Voilà, dans notre jargon, en sciences politiques, on parle de gestion différentielle de la protestation par l'État. Et c’est ça, c'était dire que la protestation, elle ne dépend pas seulement de ce que font les protestataires, mais de ce qui va être toléré par l'État, et il est clair qu’il y a un degré de compréhension à l'égard, en tout cas de la violence à l'égard des biens, qui est pas le même selon les protestataires. Mais voilà, quand bien même les autorités ne vont pas s'émouvoir pour eux, ça produit quand même des effets. Et puis c’est aussi une façon de sur-mobiliser, parfois, un comité de soutien, parce que tout d’un coup les gens du comité de soutien, ils sont en stress quand même maximal, ils n’ont pas envie que quelqu’un leur claque entre les doigts, donc ils vont être aussi très très mobilisés dans le soutien. Vous parlez de la politique de la pitié. C’est quoi cette expression ? Bon, c’est une expression qu’on retrouve, enfin voilà, qui a été travaillée du côté de Hannah Arendt, que Luc Boltanski avait aussi travaillée dans La souffrance à distance. Enfin, l’idée qu’il y a une sensibilité potentielle nécessaire à l'égard de qui souffre. Et là encore que même si on n’est pas un sujet de droit politique, même si on n’est pas un citoyen, on devrait au moins pouvoir bénéficier de cette politique de la pitié.
Alors il y avait une question tout à l’heure, justement, sur la dimension religieuse et je vous pose la question parce que vous en parlez quand même dans le livre, donc je vous demande pourquoi les églises, souvent, sont des lieux mobilisés pour faire grève de la faim.
Alors, je pense qu’il y a plusieurs choses, c’est à la fois qu’il n’y a pas 10 000 types de locaux avec un peu de charge symbolique où on peut faire une grève de la faim, qu’elles sont souvent plus très pleines, les églises aussi. On ne dérange pas grand monde, quoi. Oui, dans certains cas. Dans certains cas, c’est plus compliqué quand il y a des paroissiens, et notamment dans des communes pas trop de gauche qui tirent la gueule, etc. Et il y avait un truc qui était que, voilà, les prêtres peuvent être à la fois… Alors il y a d’une part des courants chrétiens de gauche, des prêtres de gauche… Enfin la question de la sensibilité aux migrants, elle est quand même dans une partie de l'Église catholique pas négligeable. Il y a l’idée, je vois que c’est mentionné sur le tchat, l’idée du côté sanctuaire.
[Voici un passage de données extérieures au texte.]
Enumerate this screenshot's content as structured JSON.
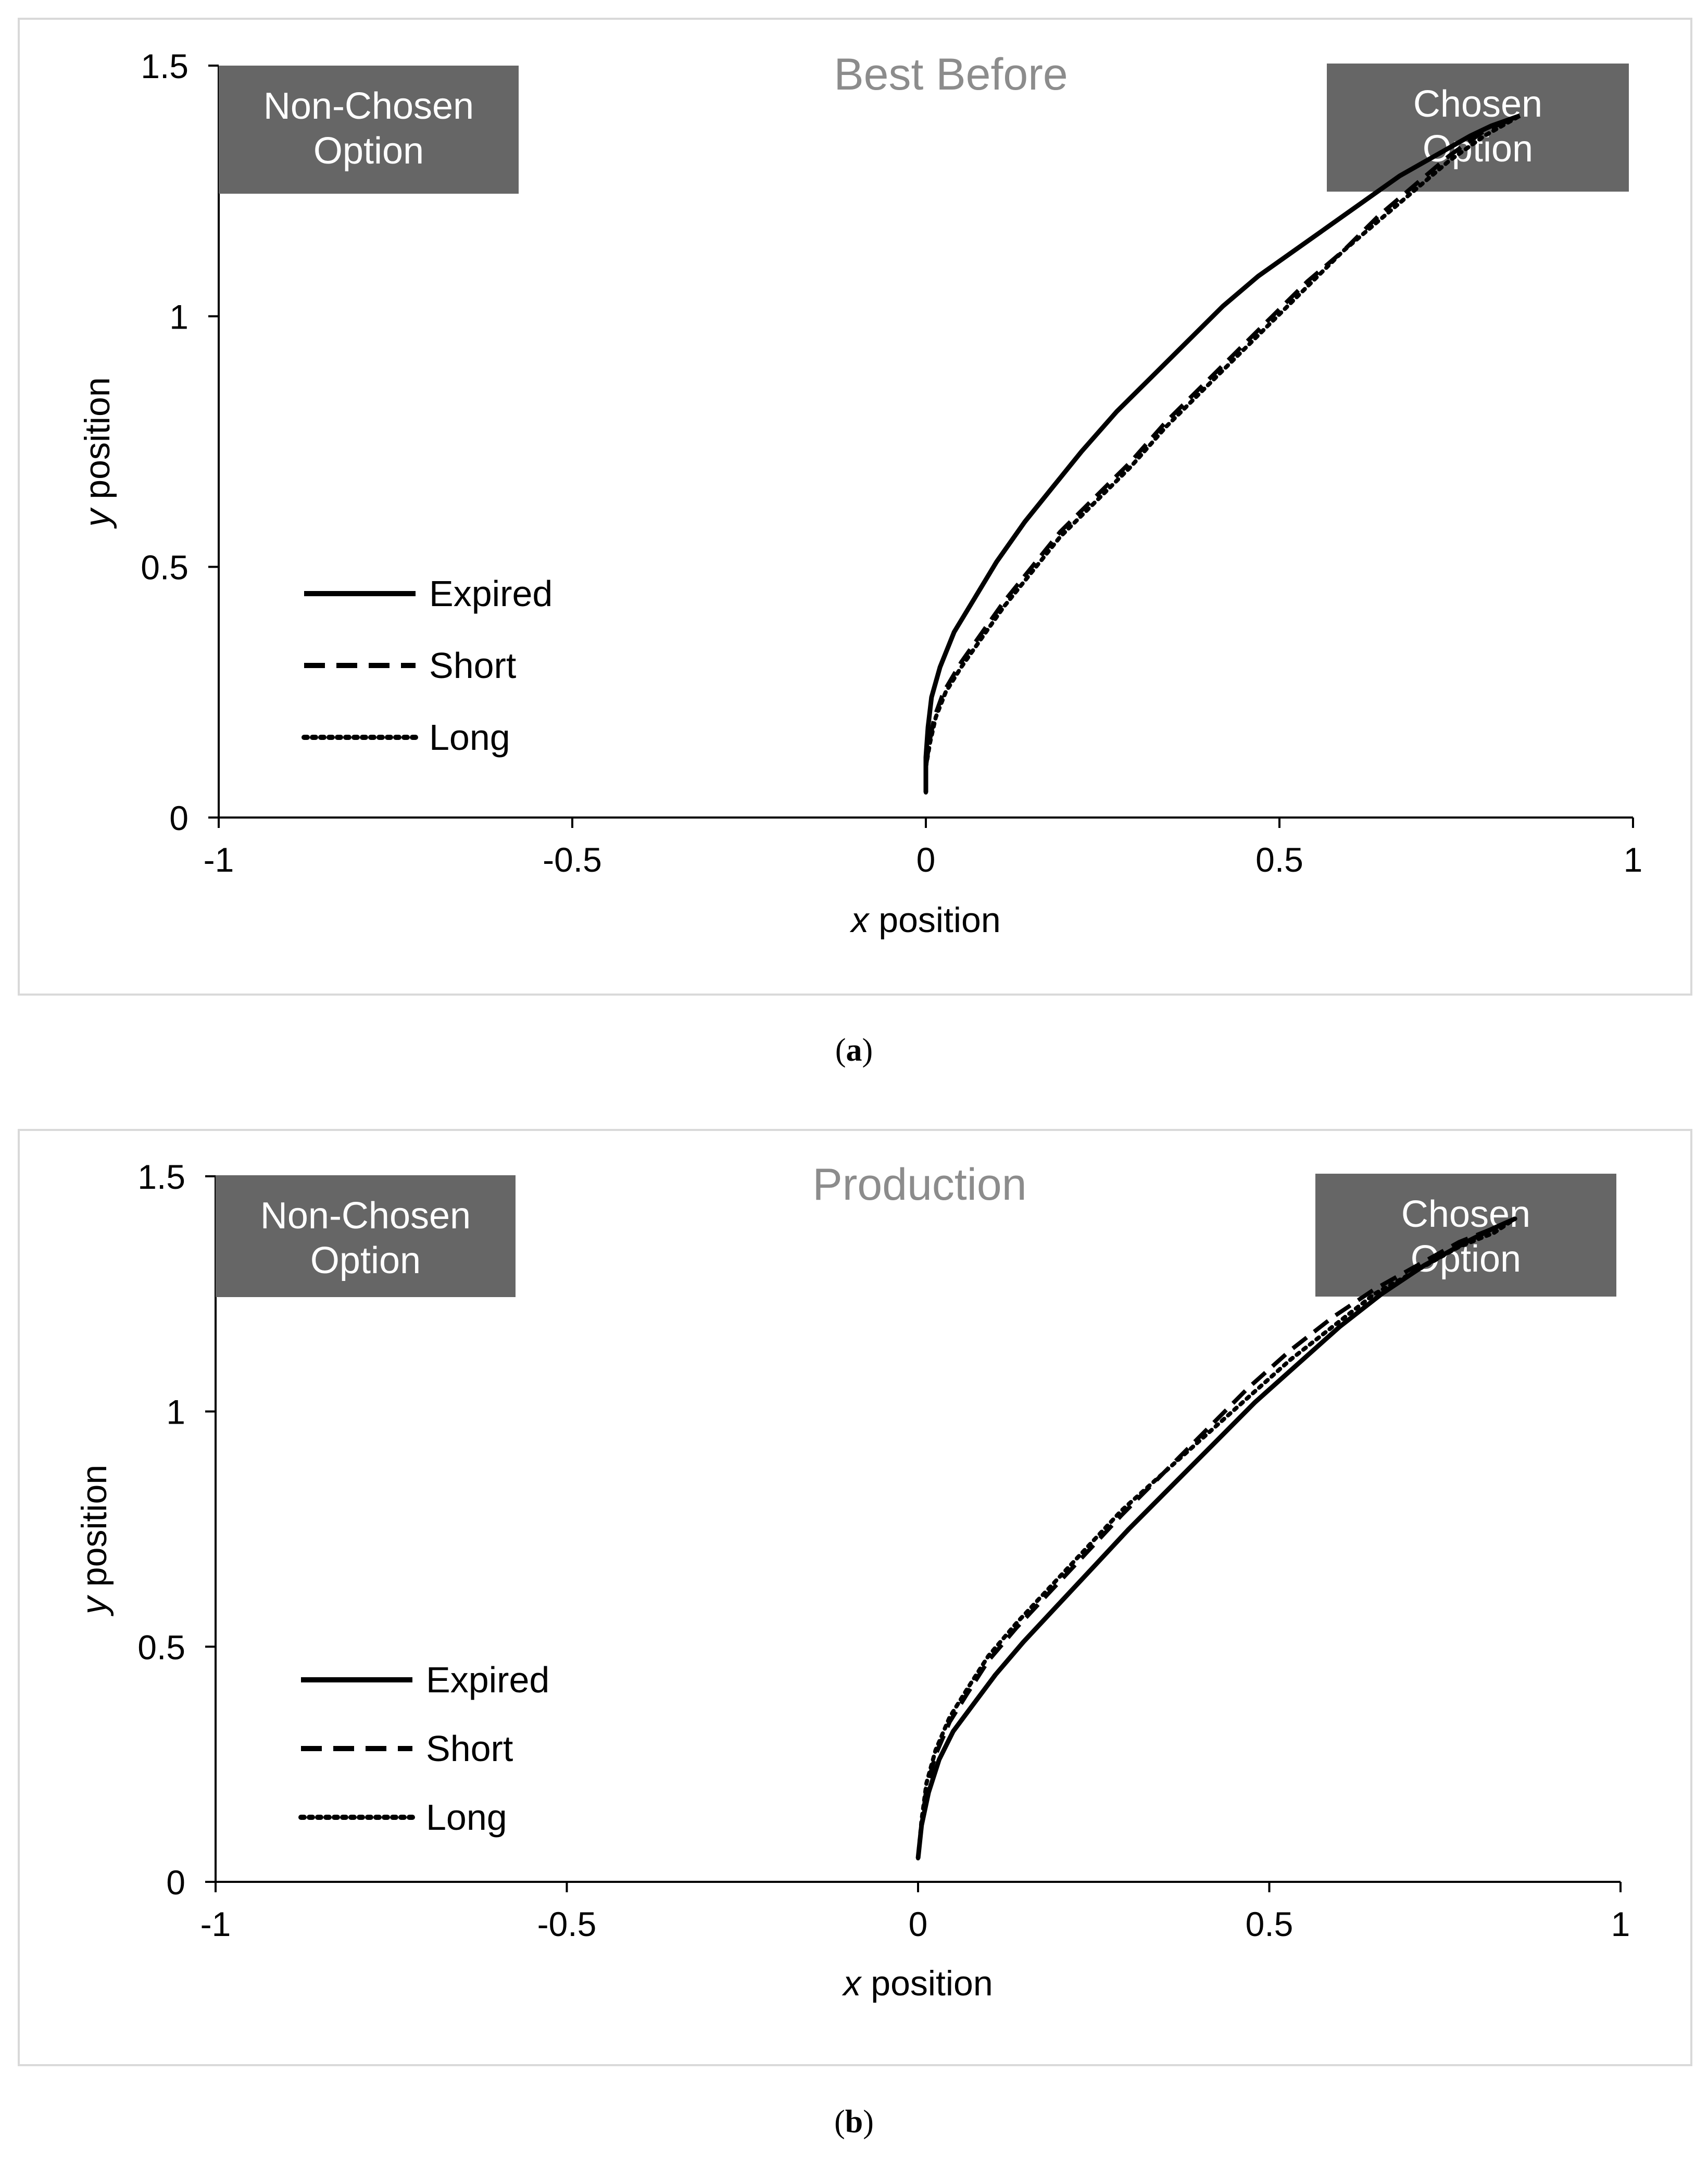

Alors en fait, les églises étant depuis la loi de séparation de l'État, la propriété de l'État, elles ne sont pas autant des sanctuaires qu’on le pense, mais symboliquement elles le sont. Donc de ce point de vue, il y a l’idée que c’est quand même coûteux pour le pouvoir politique d’envoyer la police, et d’ailleurs on se souvient encore de Saint-Bernard aussi du fait de cette intervention massive, choquante, même si elle avait été faite fin août pour que ça soit au cœur de l'été, au moment où ça supposément choquerait le moins, mais c'était quand même coûteux pour un pouvoir politique de faire une intervention dans une église, il y a quand même l’idée de profaner, ou d’aller plus loin que ce qu’on devrait. Et il y a le fait que souvent, les acteurs religieux se trouvent un peu placés devant le fait accompli, donc bon, au pire, ils filent une autre salle paroissiale si ça perturbe vraiment le service religieux, mais voilà, il y a une dimension symbolique, une dimension de refuge, une dimension de quel local trouver, et puis un arrimage historique à une partie des chrétiens de gauche et de cette partie de l'Église qui se soucie quand même des migrants.
Et sur les connotations morales ou sacrées de la grève de la faim, dans le livre vous parlez justement du fait qu’il y a quelque chose qu’on peut rapprocher, moi je trouve, de la religion, en tout cas des figures, la figure christique par exemple, des martyrs, les stigmates de la faim, vous disiez justement que ce compte à rebours, les visages sont marqués, les corps aussi, donc on lit quelque chose, est-ce qu’on reste encore sur une dimension aujourd’hui de grève de la faim, quelque chose de sacrificiel, de martyr, de la cause, de sacré ?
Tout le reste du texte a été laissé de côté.